Dictionary of National Biography, 1885-1900/Turmeau, John
TURMEAU, JOHN (1777–1846), miniature-painter, born in 1777, came of a Huguenot family long settled in London. His grandfather, Allan Turmeau, was an artist. His father, John Turmeau, who married Eliza Sandry of Cornwall, was a jeweller in London, but it is probable that he also painted miniatures. The name of John Turmeau figures in the catalogue of the Royal Academy exhibition as early as 1772. ‘John Turmeau, jr.,’ studied in the school of the academy, and exhibited two miniatures (portraits) at the Royal Academy in 1794, his address being 23 Villiers Street, Strand. In the following year he sent two more miniatures from the same address, and he continued to exhibit occasionally in London till 1836; but long before that date he had removed to Liverpool, and had six portraits in the first exhibition of the Liverpool Academy 1810, of which body he was a member. His address was given as Church Street. In the Liverpool Academy exhibition of 1811 he had two portraits, one of which was of Thomas Stewart Traill [q. v.] In 1827 he was the treasurer of the Liverpool Academy, and he continued to exhibit regularly, residing at Lord Street, and in later years in Castle Street, where he died on 10 Sept. 1846. He was buried in the Edge Hill churchyard. At all these addresses he carried on the trade of a print-seller and dealer in works of art, as well as the profession of portrait-painter.

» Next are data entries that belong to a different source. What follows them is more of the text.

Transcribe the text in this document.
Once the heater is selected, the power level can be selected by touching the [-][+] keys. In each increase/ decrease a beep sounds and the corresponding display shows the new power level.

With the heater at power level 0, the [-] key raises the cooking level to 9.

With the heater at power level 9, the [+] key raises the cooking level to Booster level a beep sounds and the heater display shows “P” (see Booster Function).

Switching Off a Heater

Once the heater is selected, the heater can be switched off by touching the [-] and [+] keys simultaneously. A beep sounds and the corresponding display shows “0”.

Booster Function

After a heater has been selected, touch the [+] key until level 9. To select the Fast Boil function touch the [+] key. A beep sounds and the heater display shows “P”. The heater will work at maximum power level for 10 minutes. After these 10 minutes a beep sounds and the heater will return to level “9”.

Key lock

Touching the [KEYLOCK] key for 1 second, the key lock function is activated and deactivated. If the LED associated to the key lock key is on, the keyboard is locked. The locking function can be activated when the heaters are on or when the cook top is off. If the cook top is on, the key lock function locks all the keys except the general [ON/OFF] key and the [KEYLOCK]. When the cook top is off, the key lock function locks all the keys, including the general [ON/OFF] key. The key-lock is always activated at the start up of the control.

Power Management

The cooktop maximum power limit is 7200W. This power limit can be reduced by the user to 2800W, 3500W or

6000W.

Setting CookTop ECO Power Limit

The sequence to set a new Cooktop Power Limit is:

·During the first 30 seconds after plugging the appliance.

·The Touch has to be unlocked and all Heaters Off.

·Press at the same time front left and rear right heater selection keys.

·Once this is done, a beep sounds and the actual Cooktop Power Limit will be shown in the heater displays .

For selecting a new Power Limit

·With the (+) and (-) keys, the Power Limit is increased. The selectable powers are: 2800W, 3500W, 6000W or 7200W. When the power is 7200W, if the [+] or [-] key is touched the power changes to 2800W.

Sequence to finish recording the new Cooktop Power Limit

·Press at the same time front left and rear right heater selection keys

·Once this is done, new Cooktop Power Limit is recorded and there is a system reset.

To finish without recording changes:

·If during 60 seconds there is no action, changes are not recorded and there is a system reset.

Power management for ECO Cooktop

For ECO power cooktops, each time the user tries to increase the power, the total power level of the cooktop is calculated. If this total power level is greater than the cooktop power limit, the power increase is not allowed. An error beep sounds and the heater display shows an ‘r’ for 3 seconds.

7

Most of Turmeau's work was miniature portrait-painting on ivory, which had all the perfection of finish, colour, and good drawing of the best school of that art. He also painted some portraits in oil, one of which, a portrait of himself, is in the possession of his grandchildren in Liverpool, who have also some exceedingly fine specimens of his work on ivory. Probably his best known portrait is that of Egerton Smith, founder of the ‘Liverpool Mercury,’ which was engraved in 1842 by Wagstaff.
Turmeau married Sarah Wheeler, and had nine children. A son, John Caspar Turmeau (1809–1834), after studying under his father, went to Italy with the idea of completing his education as a landscape-painter. Here he spent much time in Rome with John Gibson (1790–1866) [q. v.], to whom John Turmeau had shown much kindness when he was an apprentice in Liverpool. J. C. Turmeau had an architectural sketch in the Liverpool exhibition of 1827, and after his return from Italy practised as an architect in that town, where he died, unmarried, at his father's house in 1834.
[Private information; Lady Eastlake's Life of Gibson, p. 26; Exhibition Catalogues.]